Still, in all of this, an important part of who we are or how we see ourselves is still missing; Our values. Our values are integral to our self-image and determine to a great degree why we do what we do and what we love, accept, and consider essential to our happiness. They provide a filtration and evaluation system in decision-making.
We’ve all met an individual who, regardless of what organization he works for, the environment he’s in, or the people he deals with, he always goes like this:
· I offer my best effort, skills, and knowledge in every situation regardless of the working environment.
· I am supportive, and it makes me happy. I don’t care if anybody notices.
· I will never compromise my quality of work regardless of whether the organization demands much less of me or how I’m treated.
People guided by such values usually don’t get enough attention because they don’t compete with the attention seekers; they don’t make a fuss about how they resolved that complex problem, achieved outstanding results, or how they would only do more if they get more. They can’t imagine being or interacting with their environment or people in any other way.
Are Motivation, Engagement and Rewards Enough?
Change in the world around us for a long time has been happening faster than we can process, persistently pushing against the limits of our flexibility and resulting in a higher level of fear and anxiety. “When you are living in a world of slow change, it’s not a great challenge to your confidence in your own mind and your own resourcefulness but the more rapid the rate of change, the greater the challenge to your trust in your own resourcefulness, in your own intelligence, in your own mind, in your own ability to make appropriate choices and decisions. To say it more simply, the more rapid the rate of change, the greater the challenge to your self-esteem.” Dr. Nathanial Branden.

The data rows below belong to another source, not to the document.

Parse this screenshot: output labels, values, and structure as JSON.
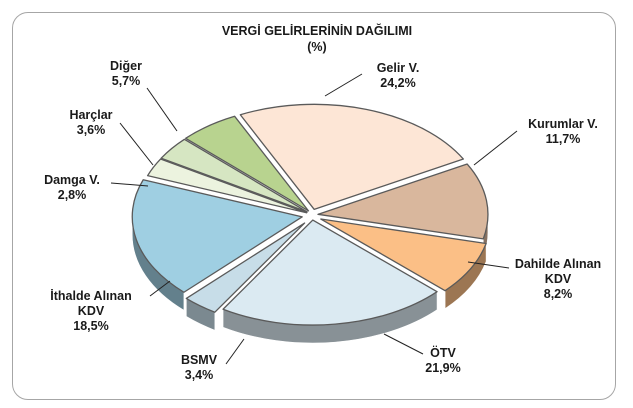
{
  "chart_data": {
    "type": "pie",
    "title": "VERGİ GELİRLERİNİN DAĞILIMI",
    "subtitle": "(%)",
    "unit": "%",
    "slices": [
      {
        "label": "Gelir V.",
        "label_lines": [
          "Gelir V."
        ],
        "value_text": "24,2%",
        "value": 24.2,
        "color": "#fde6d6"
      },
      {
        "label": "Kurumlar V.",
        "label_lines": [
          "Kurumlar V."
        ],
        "value_text": "11,7%",
        "value": 11.7,
        "color": "#d9b79d"
      },
      {
        "label": "Dahilde Alınan KDV",
        "label_lines": [
          "Dahilde Alınan",
          "KDV"
        ],
        "value_text": "8,2%",
        "value": 8.2,
        "color": "#fbbf86"
      },
      {
        "label": "ÖTV",
        "label_lines": [
          "ÖTV"
        ],
        "value_text": "21,9%",
        "value": 21.9,
        "color": "#dbeaf2"
      },
      {
        "label": "BSMV",
        "label_lines": [
          "BSMV"
        ],
        "value_text": "3,4%",
        "value": 3.4,
        "color": "#c7dde8"
      },
      {
        "label": "İthalde Alınan KDV",
        "label_lines": [
          "İthalde Alınan",
          "KDV"
        ],
        "value_text": "18,5%",
        "value": 18.5,
        "color": "#9fcfe2"
      },
      {
        "label": "Damga V.",
        "label_lines": [
          "Damga V."
        ],
        "value_text": "2,8%",
        "value": 2.8,
        "color": "#ecf3df"
      },
      {
        "label": "Harçlar",
        "label_lines": [
          "Harçlar"
        ],
        "value_text": "3,6%",
        "value": 3.6,
        "color": "#d6e6c2"
      },
      {
        "label": "Diğer",
        "label_lines": [
          "Diğer"
        ],
        "value_text": "5,7%",
        "value": 5.7,
        "color": "#b8d38f"
      }
    ],
    "legend": "none",
    "labels": "outside with leader lines",
    "style": "3d exploded"
  }
}
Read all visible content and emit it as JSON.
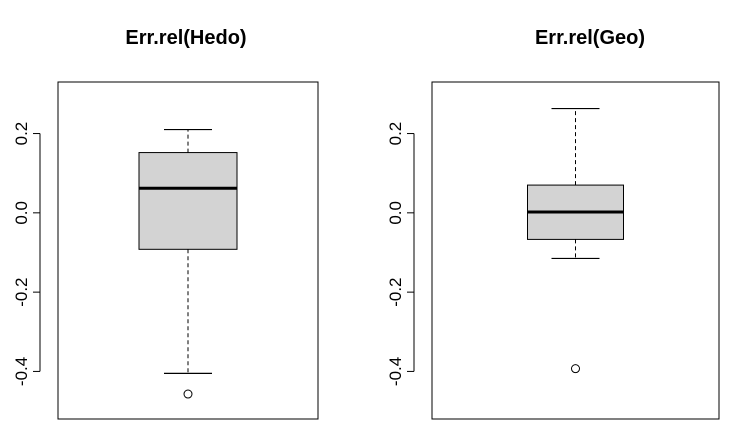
{
  "chart_data": [
    {
      "type": "boxplot",
      "title": "Err.rel(Hedo)",
      "xlabel": "",
      "ylabel": "",
      "ylim": [
        -0.52,
        0.33
      ],
      "yticks": [
        0.2,
        0.0,
        -0.2,
        -0.4
      ],
      "ytick_labels": [
        "0.2",
        "0.0",
        "-0.2",
        "-0.4"
      ],
      "box": {
        "whisker_low": -0.405,
        "q1": -0.092,
        "median": 0.062,
        "q3": 0.152,
        "whisker_high": 0.21
      },
      "outliers": [
        -0.457
      ],
      "box_color": "#d3d3d3"
    },
    {
      "type": "boxplot",
      "title": "Err.rel(Geo)",
      "xlabel": "",
      "ylabel": "",
      "ylim": [
        -0.52,
        0.33
      ],
      "yticks": [
        0.2,
        0.0,
        -0.2,
        -0.4
      ],
      "ytick_labels": [
        "0.2",
        "0.0",
        "-0.2",
        "-0.4"
      ],
      "box": {
        "whisker_low": -0.115,
        "q1": -0.067,
        "median": 0.002,
        "q3": 0.07,
        "whisker_high": 0.263
      },
      "outliers": [
        -0.393
      ],
      "box_color": "#d3d3d3"
    }
  ]
}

People require a lot more support now than they did before the pandemic. In his book that keeps on giving, Managing Oneself, Peter Drucker raises these points that are very pertinent to what we’re going through: “Only when you operate from a combination of your strengths and self-knowledge can you achieve true – and lasting – excellence”. He tells us that to live a life of excellence; we must ask ourselves these questions: What are our strengths? How do we perform? How do we learn? What are our values? Where do we belong? What should we contribute? He said, “Do your organization’s ethics resonate with your own values? If not, your career will be marked by frustration and poor performance.”
I think it would be of tremendous value to help team members find the answers to at least three of those questions.